My grandfather died during my sister’s and my accordion lesson in the storefront on North Main Street, so Mrs. Martin picked us up instead of my mother. She took us to Newport Creamery for butterscotch sundaes while my parents made the funeral arrangements.
                                                                                                                                                       Mrs. Martin told my sister and me not to cry. That one day we’d all be meeting up again in heaven. That my sister and I would be the entertainment, playing accordions for our deceased relatives. She said that when it came to humans, only Jesus could be resurrected—but putting a dead pet goldfish into the freezer might actually bring it back to life.



POLITICAL POEM

I helped her slip into her pink satin straightjacket
so she could better lounge on her canopy bed
without scratching her eyes. I’d eaten the last
of her potato chips—she’d resent me for this later,
but at the time I swear she’d insisted I have them. She amassed
china patterns they don’t make anymore, then washed each dinner plate
in the River of Runoff and Grief.

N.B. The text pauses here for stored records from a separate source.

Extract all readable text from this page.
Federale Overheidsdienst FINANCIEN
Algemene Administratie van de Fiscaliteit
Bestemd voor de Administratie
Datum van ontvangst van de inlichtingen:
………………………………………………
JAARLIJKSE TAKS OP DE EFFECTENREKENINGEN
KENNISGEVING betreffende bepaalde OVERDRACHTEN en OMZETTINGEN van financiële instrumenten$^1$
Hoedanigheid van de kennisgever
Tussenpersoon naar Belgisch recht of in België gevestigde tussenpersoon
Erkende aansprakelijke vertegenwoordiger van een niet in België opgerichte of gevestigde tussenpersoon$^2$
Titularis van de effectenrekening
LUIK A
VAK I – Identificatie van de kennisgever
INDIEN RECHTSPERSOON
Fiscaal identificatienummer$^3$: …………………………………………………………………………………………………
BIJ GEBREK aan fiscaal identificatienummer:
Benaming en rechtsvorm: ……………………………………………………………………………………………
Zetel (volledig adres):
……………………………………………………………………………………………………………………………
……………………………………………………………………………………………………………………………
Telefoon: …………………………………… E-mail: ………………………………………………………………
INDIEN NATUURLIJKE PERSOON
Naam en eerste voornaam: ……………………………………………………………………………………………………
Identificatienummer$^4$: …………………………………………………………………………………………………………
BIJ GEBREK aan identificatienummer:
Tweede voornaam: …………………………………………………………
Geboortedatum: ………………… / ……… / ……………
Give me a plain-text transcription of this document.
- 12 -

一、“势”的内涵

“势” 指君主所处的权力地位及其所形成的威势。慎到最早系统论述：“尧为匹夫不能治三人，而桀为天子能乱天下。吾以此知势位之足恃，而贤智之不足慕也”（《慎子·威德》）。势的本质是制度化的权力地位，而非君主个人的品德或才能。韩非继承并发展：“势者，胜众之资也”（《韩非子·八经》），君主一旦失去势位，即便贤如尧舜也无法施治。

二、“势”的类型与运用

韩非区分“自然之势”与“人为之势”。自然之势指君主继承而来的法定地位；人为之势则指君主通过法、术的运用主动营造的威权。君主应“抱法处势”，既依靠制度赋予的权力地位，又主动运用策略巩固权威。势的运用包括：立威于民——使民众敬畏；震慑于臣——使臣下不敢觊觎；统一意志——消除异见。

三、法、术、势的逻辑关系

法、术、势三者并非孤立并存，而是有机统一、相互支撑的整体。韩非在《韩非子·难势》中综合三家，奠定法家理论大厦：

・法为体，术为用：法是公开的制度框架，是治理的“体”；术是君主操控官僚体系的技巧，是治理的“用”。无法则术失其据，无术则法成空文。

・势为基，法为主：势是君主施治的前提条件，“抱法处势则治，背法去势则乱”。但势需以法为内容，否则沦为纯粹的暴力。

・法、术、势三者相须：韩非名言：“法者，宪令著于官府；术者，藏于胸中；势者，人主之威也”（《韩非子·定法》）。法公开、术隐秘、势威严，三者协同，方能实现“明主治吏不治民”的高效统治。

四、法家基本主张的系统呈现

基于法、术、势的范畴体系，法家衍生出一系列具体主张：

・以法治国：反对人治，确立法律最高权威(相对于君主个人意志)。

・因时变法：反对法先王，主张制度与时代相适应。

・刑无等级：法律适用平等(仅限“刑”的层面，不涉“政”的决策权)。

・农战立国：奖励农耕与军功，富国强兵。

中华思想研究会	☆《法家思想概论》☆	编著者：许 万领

She liked to watch
the dolphins in the Atlantic from her condo penthouse,
which was simply a Penthouse of the Mind.
Her respectable suitors came, each carrying a corsage.
The petals sloughed off, like commas coming to life.
I was more interested in the boys from juvenile detention,
the most beautiful boys of all, their nipples dimpling
and hardening in the cold. We were barely old enough then
to take on lovers. Why it seems like just yesterday I was all yeast
and the doctor said I should wear sensible cotton underpants.
When I got into money trouble, it was she who lent me
her pinking shears to cut up my credit cards. Now, I hear,
she’s collecting social security. She liked the sea
for its bubbles and foam, I for its froth and gurgles. I don’t talk
to her anymore, so I have no idea who she’s voting for.



Denise Duhamel is an associate professor at Florida International University. Her most recent books are Ka-Ching! (University of Pittsburgh Press, 2009), Two and Two (Pittsburgh, 2005), Mille et un Sentiments (Firewheel, 2005); Queen for a Day: Selected and New Poems (Pittsburgh, 2001); The Star-Spangled Banner (Southern Illinois University Press, 1999); and Kinky (Orchises Press, 1997). A bilingual edition of her poems, Afortunada de mí (Lucky Me), translated into Spanish by Dagmar Buchholz and David Gonzalez, came out in 2008 with Bartleby Editores (Madrid.)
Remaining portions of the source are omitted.